Cedar Rapids

In Cedar Rapids, we are given a group of insurance rep misfits that couldn’t be any more buffoonish, yet couldn’t be any more sincere. There’s a certain level of warmth within the people we meet in this wonderful little comedy that make them endearing, even when they’re making lewd sex jokes, drinking copious amounts of alcohol, and taking a seemingly wholesome insurance convention and turning it into a smorgasbord of excess. That this occasionally-rambunctious group of miscreants can reach into the audience and develop a seminal wisdom is a revelation I’ve rarely witnessed in a movie theater.

The film is focused on Tim Lippe (Ed Helms), a Midwestern, forty-something-year-old man who works as an insurance agent at the Brown Valley Insurance Firm that is highly renowned for winning the coveted Two Diamonds award for excellence three years in a row. He lives in a world of befuddling innocence, and his only guilty pleasure is a weekly sex rendezvous with his former grade school teacher, Mrs. V (Sigourney Weaver). After his successful co-worker, Roger (Thomas Lennon), dies in a rather embarrassing fashion, Tim’s boss (Stephen Root) picks him to represent the firm at the insurance convention in Cedar Rapids and bring home the Two Diamonds award for the fourth straight year. Tim’s not sure if he’s ready for this kind of job, but when he gets onto the plane headed for Iowa, he can’t hold back his excitement.

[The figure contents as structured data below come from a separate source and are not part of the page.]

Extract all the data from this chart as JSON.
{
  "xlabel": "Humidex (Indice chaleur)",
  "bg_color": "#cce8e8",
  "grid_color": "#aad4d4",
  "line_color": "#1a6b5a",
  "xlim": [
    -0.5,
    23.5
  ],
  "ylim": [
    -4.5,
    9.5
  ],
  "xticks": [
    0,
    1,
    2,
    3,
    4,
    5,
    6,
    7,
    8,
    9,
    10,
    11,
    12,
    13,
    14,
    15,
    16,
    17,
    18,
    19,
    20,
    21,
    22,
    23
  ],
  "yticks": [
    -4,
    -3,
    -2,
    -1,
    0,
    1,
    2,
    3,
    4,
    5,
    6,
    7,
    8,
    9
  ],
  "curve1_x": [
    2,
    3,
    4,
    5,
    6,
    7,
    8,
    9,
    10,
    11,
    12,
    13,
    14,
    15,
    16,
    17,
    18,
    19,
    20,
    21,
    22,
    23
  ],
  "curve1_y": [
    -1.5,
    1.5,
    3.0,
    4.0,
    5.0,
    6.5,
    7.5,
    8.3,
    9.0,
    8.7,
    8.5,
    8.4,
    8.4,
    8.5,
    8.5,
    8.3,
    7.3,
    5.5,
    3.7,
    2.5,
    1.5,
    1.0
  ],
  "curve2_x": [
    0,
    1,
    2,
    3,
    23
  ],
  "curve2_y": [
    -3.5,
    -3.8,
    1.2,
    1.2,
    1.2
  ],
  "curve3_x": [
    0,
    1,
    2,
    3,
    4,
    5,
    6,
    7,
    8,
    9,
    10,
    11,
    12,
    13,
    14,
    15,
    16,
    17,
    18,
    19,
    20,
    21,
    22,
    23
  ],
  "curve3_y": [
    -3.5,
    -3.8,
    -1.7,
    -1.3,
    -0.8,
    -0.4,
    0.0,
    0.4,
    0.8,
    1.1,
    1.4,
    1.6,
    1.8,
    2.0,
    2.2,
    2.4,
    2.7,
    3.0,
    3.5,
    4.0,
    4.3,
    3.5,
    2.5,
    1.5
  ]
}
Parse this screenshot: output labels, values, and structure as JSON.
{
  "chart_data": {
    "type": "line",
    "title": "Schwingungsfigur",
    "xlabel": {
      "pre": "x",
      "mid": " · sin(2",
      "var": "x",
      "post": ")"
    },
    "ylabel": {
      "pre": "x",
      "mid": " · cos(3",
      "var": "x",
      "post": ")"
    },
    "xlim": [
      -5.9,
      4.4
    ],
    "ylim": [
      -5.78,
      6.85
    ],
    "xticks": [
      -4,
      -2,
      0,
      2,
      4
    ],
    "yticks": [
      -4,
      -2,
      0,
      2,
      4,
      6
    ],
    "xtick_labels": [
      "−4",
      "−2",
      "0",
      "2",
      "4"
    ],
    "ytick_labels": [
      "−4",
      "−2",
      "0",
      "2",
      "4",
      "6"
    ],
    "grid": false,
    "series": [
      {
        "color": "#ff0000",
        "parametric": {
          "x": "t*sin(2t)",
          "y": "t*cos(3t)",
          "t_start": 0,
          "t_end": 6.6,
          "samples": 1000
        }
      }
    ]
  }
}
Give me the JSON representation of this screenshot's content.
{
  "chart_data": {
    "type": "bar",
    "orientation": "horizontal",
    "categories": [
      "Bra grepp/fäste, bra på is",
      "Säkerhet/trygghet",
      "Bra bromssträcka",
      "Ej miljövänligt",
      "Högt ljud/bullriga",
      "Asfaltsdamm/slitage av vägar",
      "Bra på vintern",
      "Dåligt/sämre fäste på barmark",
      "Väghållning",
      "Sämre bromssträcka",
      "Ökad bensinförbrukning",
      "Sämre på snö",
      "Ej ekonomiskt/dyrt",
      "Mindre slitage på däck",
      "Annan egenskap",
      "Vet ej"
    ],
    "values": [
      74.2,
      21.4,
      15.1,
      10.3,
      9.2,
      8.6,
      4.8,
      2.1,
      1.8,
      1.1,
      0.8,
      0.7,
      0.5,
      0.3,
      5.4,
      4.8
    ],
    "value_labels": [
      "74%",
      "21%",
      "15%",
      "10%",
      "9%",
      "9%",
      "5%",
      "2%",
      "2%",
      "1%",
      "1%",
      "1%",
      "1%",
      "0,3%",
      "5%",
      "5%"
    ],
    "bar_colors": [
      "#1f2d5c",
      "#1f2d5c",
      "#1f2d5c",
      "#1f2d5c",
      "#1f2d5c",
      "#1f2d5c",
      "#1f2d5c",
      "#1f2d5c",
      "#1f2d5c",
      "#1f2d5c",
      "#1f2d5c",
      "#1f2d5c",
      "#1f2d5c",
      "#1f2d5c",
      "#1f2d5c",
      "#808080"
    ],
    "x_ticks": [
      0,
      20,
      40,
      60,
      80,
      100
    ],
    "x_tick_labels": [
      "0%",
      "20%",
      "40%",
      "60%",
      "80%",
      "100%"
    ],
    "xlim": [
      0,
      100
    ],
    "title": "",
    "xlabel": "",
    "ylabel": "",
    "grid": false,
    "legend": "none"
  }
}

When Tim arrives, he befriends three convention veterans. The first one is Ronald Wilkes (Isiah Whitlock, Jr.), a soft spoken, eloquent teddy bear of a man who tells jokes that are as unfunny as he is black. Shortly after, he meets Dean “Dean-zy” Zeigler (John C. Reilly), a sharp-tongued, hard drinking troublemaker who quickly pounces on Tim’s impishness and defeats all of his inhibitions in only two nights. Lastly, Tim meets Joan (Anne Heche), a married woman who uses the Cedar Rapids convention to free herself from her burdensome family. I’m sure that Joan looks at this weekend as the annual highlight of her sex life, tracking down various opportunities to further forget the suburban life that has forced her into the insurance lifestyle to begin with.

At first, Tim is hesitant to their devilish charms, but when Dean tips Tim off about a petition trying to strip Brown Valley of their Two Diamonds awards, Tim quickly realizes that these three are the only people he has on his side. The ultra-conservative convention is run by Orin Helgesson (Kurtwood Smith), a polished but self-righteous man who insists that God be at the forefront of all insurance companies, but his congenial appearance a much more sinister truth. There’s nothing more Dean would like to do than expose Orin and his moral hypocrisy, and when Tim realizes the false virtue of the entire event, he decides to join him. As Tim slowly gets sucked out of his comfort zone, he finally begins to comprehend his self-worth, and Cedar Rapids becomes the greatest ever coming-of-age tale about a man in his forties.

When we look at our cast a protagonists, we have an alcoholic, a television connoisseur, an adulteress, and a man who frequently has sex with a woman thirty years older than him. That these characters coexist is a wonder on its own. That screenwriter Phil Johnston is able to take these people and make them an empathetic, Midwestern Wild Bunch is quite the achievement. This is Tim Lippe’s story, but it’s their partnership that really sets Cedar Rapids apart from other low-brow comedies of this ilk. We really believe that these people care about each other, that there’s a real bond here. That Heche and Reilly play their parts without judgment helps a lot, as Joan and Dean are rather up front with their flaws and their sins, never allowing themselves to be one-note or empty.

The film was directed by Miguel Arteta, of The Good Girl and more recently, Youth In Revolt. We can see early that he has a gift within comedic films, not because of how funny they are (though they are that), but because of his attention to his characters. He never settles for the easy joke; and in the case of most of his films, it would be pretty easy to take a character like Tim Lippe or Dean Zeigler and laugh at him. But Arteta really cares about these people, and it shows. It helps to have some wonderful performances. Helms, always a talented supporting player in comedies like The Hangover and the TV series “The Office”, really holds his own as a lead. He plays Tim with such brilliant naivete, we really believe him when he gives Mrs. V a promise ring for, you know, whatever happens. The film is also filled with wonderful small moments and minor characters, particularly a young prostitute named Bree (Alia Shawkat) who sways Tim with her charm and her crack pipe.

They always say that no good films come out in the first four months of the year. They say that because, for the most part, it’s true. But Cedar Rapids – an independent film that is still stuck in limited release – is a gem among cobblestones, a truly great comedy filled with romance, fight scenes, and more than one reference to the HBO program, “The Wire”. I’ll admit that I’m a sucker for low-brow comedies with heart (when they’re done well), but I do feel like Cedar Rapids was the first great film of 2011, even if it probably won’t develop that reputation. But that’s fine, the Tim Lippe’s of the world never get the credit they deserve.